Poco da ridere là dentro

Al "CFUP" di Viale Monza, è stato programmato un ciclo di sei incontri intitolato "Woody il serio". L'intento è chiaro: illuminare quell'anfratto dell'opera del regista newyorkese che, proprio perché più cupa e meno ridanciana, forse racchiude ancor maggior emozioni. Il primo appuntamento, in effetti, "Interiors", del 1978, esprime un Woody Allen davvero doloroso, sulle dinamiche arcigne e grinzose da cui l'uomo non riesce a liberarsi.

I foschi titoli di testa anticipano il racconto di uno dei tanti "palazzi di ghiaccio" in cui un individuo può rinchiudersi: nessuna nota, il silenzio interrotto soltanto dagli "snervanti rumori della strada". Caratteri inquadrati come in gabbia, sul fondo di scale illusorie, ad autocommiserarsi con un bicchiere in mano.
Cinema d'intima apnea, vietato distrarsi, nelle fitte parole sussurrate nel vuoto o masticate nell'amaro, s'annidano dolori reconditi che è bene non lasciarsi sfuggire.
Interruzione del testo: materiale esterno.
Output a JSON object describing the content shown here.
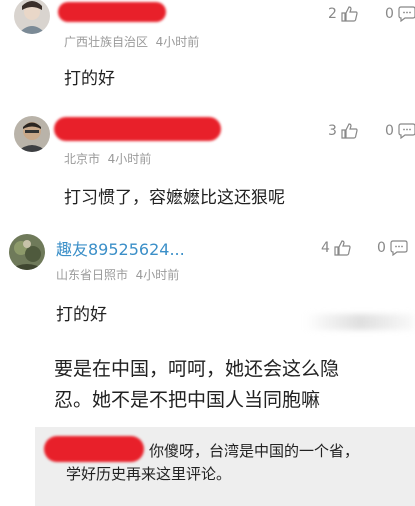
{
  "comments": [
    {
      "location": "广西壮族自治区",
      "time": "4小时前",
      "likes": "2",
      "replies": "0",
      "text": "打的好"
    },
    {
      "location": "北京市",
      "time": "4小时前",
      "likes": "3",
      "replies": "0",
      "text": "打习惯了，容嬷嬷比这还狠呢"
    },
    {
      "username": "趣友89525624...",
      "location": "山东省日照市",
      "time": "4小时前",
      "likes": "4",
      "replies": "0",
      "text": "打的好"
    }
  ],
  "post": {
    "line1": "要是在中国，呵呵，她还会这么隐",
    "line2": "忍。她不是不把中国人当同胞嘛"
  },
  "reply": {
    "line1": "你傻呀，台湾是中国的一个省，",
    "line2": "学好历史再来这里评论。"
  },
  "icons": {
    "like": "thumbs-up-icon",
    "reply": "comment-bubble-icon"
  },
  "colors": {
    "username": "#3b8fc8",
    "redaction": "#e8202a",
    "meta": "#9a9a9a"
  }
}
Eve, donna disperata, si sente oggetto indesiderato, morto. Attorno a lei, personaggi di questa specie dei nostri tempi. Regna l'eco delle viscere che esalano angosce e dolori senza manifestazioni. Le prime note dopo un'ora, quelle fugaci del matrimonio express, che nulla possono sull'atmosfera già sconfitta. Vite che son piani sequenza tra mare in tumulto e staccionata cadente, sospesi su di una sabbia umidiccia che è fastidio e frustrazione. Un Woody assolutamente diverso, eppure indiscutibilmente in linea. Sempre delicatissimo nel raccontare la fragilità umana, qui declinata soprattutto al rosa, ma non solo.
Titolo perfetto, perché non c'è musica là dentro.

Al "circolino", problemi tecnici comprensibili da chi insegue, cerca, e mangia cinema in tutte le sal(s)e; ma non riassumete mai più un finale a voce (stupido chi lo chiede, ancor più chi lo concede). All'appuntamento successivo, una copia del film, così si fa. Bravi.